4. Palisades Amusement Park used to have the world’s largest saltwater pool
Palisades Amusement Park, located atop the New Jersey Palisades, was a 38-acre amusement park split between Fort Lee and Cliffside Park, New Jersey. Opened in 1898, the park was originally conceived as a trolley park, a picnic area at the end of streetcar lines that had many of the same amenities as amusement parks but on a smaller scale. After the trolley company in Fort Lee sold the park, the new owner brought in a Ferris wheel and an attraction called a diving horse. It was bought in 1910 by Nicholas and Joseph Schenck, who were film executives during Fort Lee’s film boom and owned Fort George Amusement Park in New York City. Under the Schencks’s ownership, a saltwater swimming pool measuring 400 by 600 feet was constructed at the park. It also functioned as an early wave pool, attracting so many residents that the nearby borough of Palisades Park considered changing its name. The pool was the largest saltwater swimming pool in the country (and likely the world) at the time.
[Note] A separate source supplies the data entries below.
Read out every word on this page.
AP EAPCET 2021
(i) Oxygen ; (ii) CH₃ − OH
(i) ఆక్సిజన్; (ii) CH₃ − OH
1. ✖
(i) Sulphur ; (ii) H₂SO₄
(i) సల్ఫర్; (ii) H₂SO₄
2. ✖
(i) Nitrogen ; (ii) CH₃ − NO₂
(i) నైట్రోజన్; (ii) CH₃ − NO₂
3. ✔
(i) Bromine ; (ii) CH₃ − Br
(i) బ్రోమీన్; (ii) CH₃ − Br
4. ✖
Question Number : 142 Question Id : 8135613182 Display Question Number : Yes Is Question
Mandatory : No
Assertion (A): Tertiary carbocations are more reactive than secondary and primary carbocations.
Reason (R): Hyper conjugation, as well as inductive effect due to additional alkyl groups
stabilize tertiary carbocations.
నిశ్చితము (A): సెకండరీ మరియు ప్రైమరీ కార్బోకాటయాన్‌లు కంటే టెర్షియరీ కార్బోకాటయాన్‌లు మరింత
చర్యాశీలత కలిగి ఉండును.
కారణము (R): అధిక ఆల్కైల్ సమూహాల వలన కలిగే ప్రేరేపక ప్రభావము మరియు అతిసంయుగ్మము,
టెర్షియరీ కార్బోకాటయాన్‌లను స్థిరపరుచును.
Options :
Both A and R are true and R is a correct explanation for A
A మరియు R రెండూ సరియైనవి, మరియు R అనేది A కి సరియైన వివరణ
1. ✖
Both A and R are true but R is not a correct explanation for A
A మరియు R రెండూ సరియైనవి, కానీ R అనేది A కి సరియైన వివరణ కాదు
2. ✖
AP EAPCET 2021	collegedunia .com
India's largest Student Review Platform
The park, though, carried out several instances of segregation, including banning the Palisades Pool to those who were not white and ejecting those who refused to follow park protocol, which was in violation of New Jersey law. Some of these instances damaged the park’s reputation, though its real decline occurred in the late 1960s. Parking was a major issue, and Jack Rosenthal’s death made it unclear who would take over. The park’s popularity partly damaged the charm of Fort Lee according to residents, who complained of traffic congestion and trash. There were also quite a few instances of people being injured or killed at the park, and on September 12, 1971, the park shut its doors for the last time. Many of the park’s buildings were immediately destroyed, many rides were sold to other parks, and the swimming pool was used for a short time before being vandalized. Four high-rise luxury apartment buildings have been built on the former amusement park.